I’d been meaning to read this book for a long time. The critically acclaimed, The Brief Wondrous Life of Oscar Wao, won both the Pulitzer Prize and the National Book Award in 2008 and I understand why.

Junot Diaz is a unique and fresh voice among contemporary writers. His writing is at various points in the narrative street-wise, incisive, academic, tender, and wickedly funny. “Oscar Wao” is the story of one family in Paterson, New Jersey, but it is also the tragic story of the Dominican Republic under the brutal regime of dictator Rafael Trujillo.

Oscar de Leon is an overweight teenager, a self-described Dominican geek and a romantic who pines after girls who won’t ever go out with him. He is a sympathetic protagonist with a fascination for science fiction and he aspires to be the “Dominican Tolkien.”

The story jumps around from the 1980s and 1990s, back in time to the late 1940s, when Oscar’s mother, Belicia Cabral, was a young girl. Her father, Abelard, a wealthy, refined doctor, is arrested and imprisoned by Trujillo for 18 years and Beli’s older sisters both die under suspicious circumstances. Beli is placed in foster care, where she is subjected to child slavery and cruelty before her father’s cousin, La Inca, rescues her.
The omniscient narrator of much of the book is later revealed to be Yunior, a former lover of Oscar’s sister, Lola, and Oscar’s former roommate at Rutgers.

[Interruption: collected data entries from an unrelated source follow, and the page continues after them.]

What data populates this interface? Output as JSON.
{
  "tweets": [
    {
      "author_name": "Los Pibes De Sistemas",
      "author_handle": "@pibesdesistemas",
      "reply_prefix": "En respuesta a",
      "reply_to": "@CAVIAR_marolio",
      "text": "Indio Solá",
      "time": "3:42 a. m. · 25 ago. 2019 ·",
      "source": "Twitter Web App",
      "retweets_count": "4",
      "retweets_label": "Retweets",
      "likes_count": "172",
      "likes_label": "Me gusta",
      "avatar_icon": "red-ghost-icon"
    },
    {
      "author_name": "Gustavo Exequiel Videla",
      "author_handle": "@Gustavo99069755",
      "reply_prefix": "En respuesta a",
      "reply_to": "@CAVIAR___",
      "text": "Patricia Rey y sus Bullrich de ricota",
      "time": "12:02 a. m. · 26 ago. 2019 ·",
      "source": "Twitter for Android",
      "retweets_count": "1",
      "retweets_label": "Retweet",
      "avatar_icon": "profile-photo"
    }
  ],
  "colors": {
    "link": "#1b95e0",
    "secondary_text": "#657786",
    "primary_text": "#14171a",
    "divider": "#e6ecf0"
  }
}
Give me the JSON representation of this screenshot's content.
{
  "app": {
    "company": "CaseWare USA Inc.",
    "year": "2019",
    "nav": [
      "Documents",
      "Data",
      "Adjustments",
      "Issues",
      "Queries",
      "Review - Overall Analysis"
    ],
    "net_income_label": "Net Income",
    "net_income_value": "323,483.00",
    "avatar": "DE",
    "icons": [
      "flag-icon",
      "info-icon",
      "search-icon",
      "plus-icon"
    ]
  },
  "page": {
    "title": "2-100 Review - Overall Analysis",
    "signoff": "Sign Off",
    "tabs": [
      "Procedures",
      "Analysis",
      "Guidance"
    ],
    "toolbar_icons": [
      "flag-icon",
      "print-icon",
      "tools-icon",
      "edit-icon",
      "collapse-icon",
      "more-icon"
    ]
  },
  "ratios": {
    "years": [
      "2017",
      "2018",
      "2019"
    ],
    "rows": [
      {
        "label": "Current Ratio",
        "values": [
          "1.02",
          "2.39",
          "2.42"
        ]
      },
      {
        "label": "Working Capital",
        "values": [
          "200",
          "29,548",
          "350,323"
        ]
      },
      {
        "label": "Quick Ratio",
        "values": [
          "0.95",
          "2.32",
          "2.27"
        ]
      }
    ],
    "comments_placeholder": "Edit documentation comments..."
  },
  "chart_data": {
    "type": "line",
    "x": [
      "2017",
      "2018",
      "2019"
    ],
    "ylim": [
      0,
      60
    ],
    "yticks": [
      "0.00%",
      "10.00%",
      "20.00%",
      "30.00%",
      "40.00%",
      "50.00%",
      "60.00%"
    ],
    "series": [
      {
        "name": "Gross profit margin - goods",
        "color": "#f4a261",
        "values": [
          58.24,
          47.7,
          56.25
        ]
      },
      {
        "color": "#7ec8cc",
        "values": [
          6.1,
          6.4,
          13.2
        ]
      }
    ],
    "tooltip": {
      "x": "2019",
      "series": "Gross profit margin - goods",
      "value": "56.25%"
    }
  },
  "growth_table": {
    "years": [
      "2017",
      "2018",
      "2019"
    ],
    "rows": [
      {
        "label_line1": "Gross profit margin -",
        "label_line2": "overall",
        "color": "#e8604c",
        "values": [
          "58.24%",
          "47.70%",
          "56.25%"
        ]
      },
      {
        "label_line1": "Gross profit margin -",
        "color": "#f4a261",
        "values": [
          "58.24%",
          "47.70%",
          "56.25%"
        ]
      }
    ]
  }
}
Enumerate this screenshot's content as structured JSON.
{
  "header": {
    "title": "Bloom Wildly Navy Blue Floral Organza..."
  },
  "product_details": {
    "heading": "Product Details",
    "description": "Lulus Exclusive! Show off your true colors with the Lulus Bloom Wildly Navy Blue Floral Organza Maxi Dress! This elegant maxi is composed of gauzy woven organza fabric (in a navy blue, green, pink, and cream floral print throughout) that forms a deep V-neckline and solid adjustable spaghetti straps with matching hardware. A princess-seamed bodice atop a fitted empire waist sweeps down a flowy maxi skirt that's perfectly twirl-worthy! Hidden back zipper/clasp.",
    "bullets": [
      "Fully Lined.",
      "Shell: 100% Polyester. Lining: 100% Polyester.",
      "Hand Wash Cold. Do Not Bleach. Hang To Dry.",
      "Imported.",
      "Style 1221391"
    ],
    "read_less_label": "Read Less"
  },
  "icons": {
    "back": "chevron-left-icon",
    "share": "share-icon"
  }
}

Diaz intersperses numerous footnotes throughout the narrative, a technique that is risky as it takes the reader out of the story. The footnotes often offer historical context for the events in the story, a technique I believe Diaz uses to suggest that the terrible tragedies that befell many Dominican families were the consequences of the ruthless depravity of Trujillo. The dystopian world Oscar writes about in his science fiction works provides a striking parallel to the post-Trujillo Dominican Republic. The book begins with a discussion of the “fuku,” a curse that foreshadows the heartbreaking events that occur in the story.

And yet, in spite of the dark themes, Diaz’s message is one of hope. Oscar, who is a true believer in romantic love, risks everything for the love of a woman. It’s an admirable trait and one that endears him to the reader.